Não somos donos de nós dentro de nossa própria casa.”
Essa frase de Freud é um ponto de partida poderoso para refletirmos sobre algo que nos atravessa o tempo todo: a força do inconsciente.
Grande parte do que sentimos, pensamos e decidimos está fora do nosso controle consciente. Muitas vezes, o que determina nossas ações está justamente onde não conseguimos enxergar. E isso vale para todos os aspectos da vida — inclusive para os relacionamentos, a maternidade, a forma como lidamos com a angústia, os vazios, o prazer e os sentidos que buscamos para viver.
Na clínica, vejo muitos pais que atendem a todas as vontades dos filhos, achando que isso é amor.
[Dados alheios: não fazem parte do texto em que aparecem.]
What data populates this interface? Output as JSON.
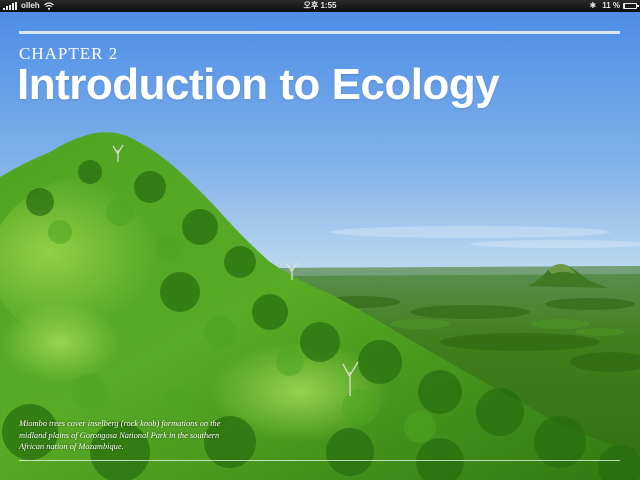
{
  "status_bar": {
    "carrier": "olleh",
    "time": "오후 1:55",
    "battery_percent": "11 %",
    "battery_level": 0.11,
    "icons": [
      "signal-icon",
      "wifi-icon",
      "bluetooth-icon",
      "battery-icon"
    ]
  },
  "chapter": {
    "label": "CHAPTER 2",
    "title": "Introduction to Ecology"
  },
  "photo": {
    "caption": "Miombo trees cover inselberg (rock knob) formations on the midland plains of Gorongosa National Park in the southern African nation of Mozambique."
  },
  "colors": {
    "sky_top": "#4f8fe6",
    "sky_horizon": "#b9d6ee",
    "forest_light": "#6fc234",
    "forest_dark": "#2c6f12"
  }
}
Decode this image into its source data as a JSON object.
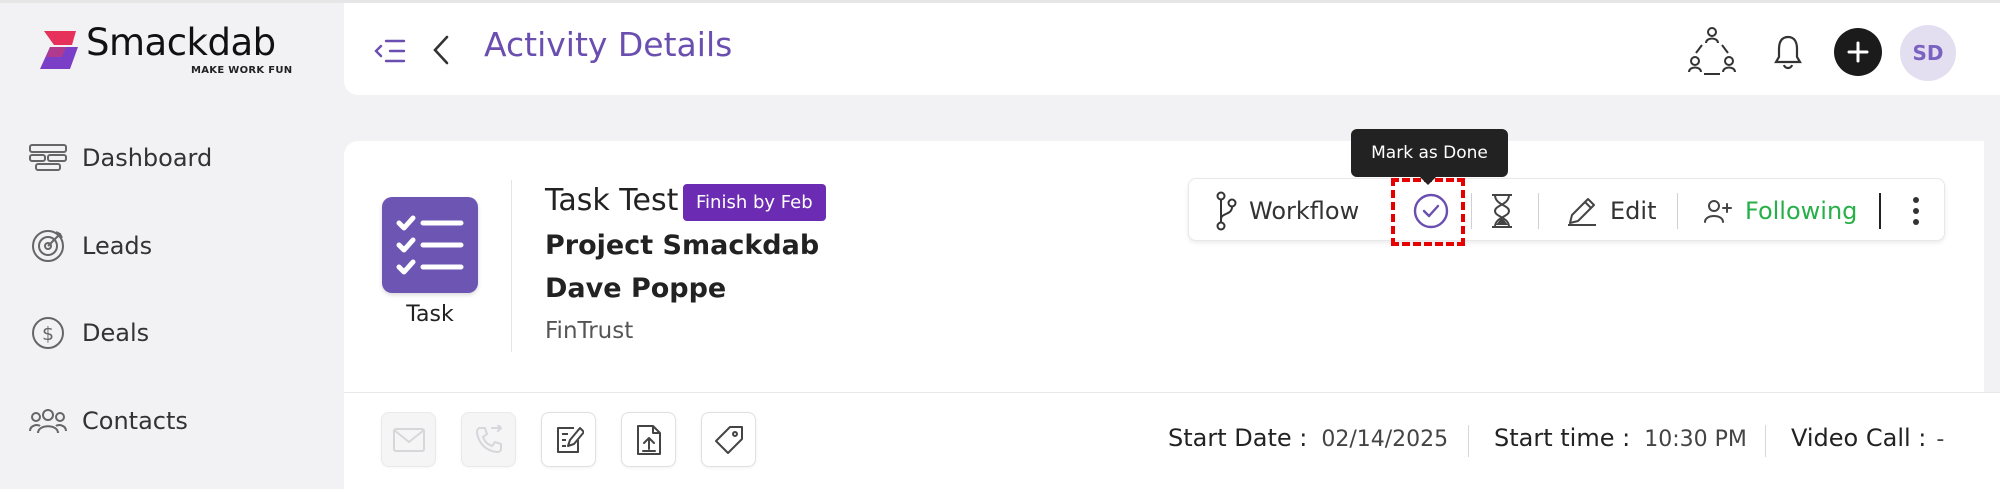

Mas quando não há limites, a criança também se sente perdida, tão órfã quanto aquelas que têm pais rígidos demais. O que ela precisa é de acolhimento e firmeza, de amor e contenção. Não é a ausência de frustração que constrói um sujeito, mas sim a presença amorosa que também sabe dizer não.
Essa presença é o que permite que, pouco a pouco, o bebê comece a simbolizar. Ao sentir falta da mãe, ele aprende que pode colocar outra coisa no lugar: uma boneca, um cobertor, um som. É aí que nascem os recursos internos e a capacidade de lidar com a angústia.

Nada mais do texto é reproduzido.